I live in Suzhou, China. It’s a nice city. And if I have a craving to feel like I live in the Bay Area, I can always get on a bus to Shanghai (1 hour away), get stuck in traffic, and eventually get to a great Mediterranean breakfast restaurant that serves good falafel at a decent price.
I have heard that Suzhou was the #1 place for foreign investment in China last year. Which, on the surface, would be bad news for US tech workers because Suzhou is high-end (unlike, say, DongGuan in Guangdong, AKA Canton province). Siemens and Bosch have big presence here (well…Siemens has essentially become a SOE in China and so has big presence everywhere). AMD, Intel, Nat Semi, Fairchild, GSK, Samsung, Alcatel, Nokia, L’Oreal, Solectron, Delphi, Toshiba, BenQ (Acer), Philips, Maxtor, Seagate, Black&Decker, etc…all have big presence here. But there is actually very little design work done here and most production is still low-end by US standards. And China has a long way to go before it can be competitive with India, or even in Software.

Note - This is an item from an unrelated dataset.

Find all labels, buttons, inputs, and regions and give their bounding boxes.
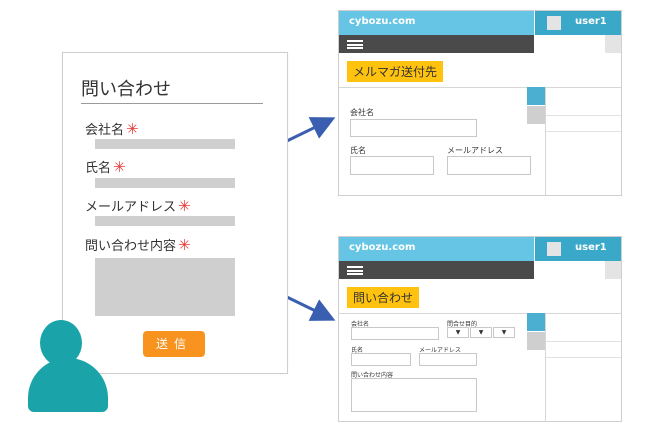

I respectfully disagree with what camilleRoy said in his comments. For starters, there are a lot of places you can discuss the negative downsides of globalization and its many facets (i.e. outsourcing). Mr. Leonard’s articles are distinctly non-ideological about this debate, and I appreciate that. Also, what I never see from the anti-globalization crowd is a well-though out alternative. Its always corporate greed yadda yadda yadda. What can we really do about the outsourcing trend? Furthermore, the tech-downturn in 2000 had *nothing* to do with outsourcing. It had everything to do with market expectations and financial situations. You could argue that George Bush in the White House also focused big investors away from volatile high-tech, and into oil and military stocks. As stocks -or the promise of getting riches from going public- was the financial and spiritual fuel behind Silicon Valley and its hard-driving workforce, this shift in investment priorities still is (in my mind anyway) the biggest continuing obstacle behind the Silicon Valley depression. And let’s not forget the trouble Bush’s friends at Enron did to California and Silicon Valley in particular. A 10 minute black-out will shut down a high-tech company for a almost a day. (BTW, Suzhou SIP region boasts no black-outs in the last 5 years…sort of a record in China). Then there are the culture problems of the US as well. If we want to compete as a society, we need to invest in education. Duh!
I feel that the argument about blaming China and outsourcing for America’s job woes is an engineered distraction, and very similar to what Chinese people do in regards to Japan. Blame the foreigner, but don’t look at the real problems that are right in front of us.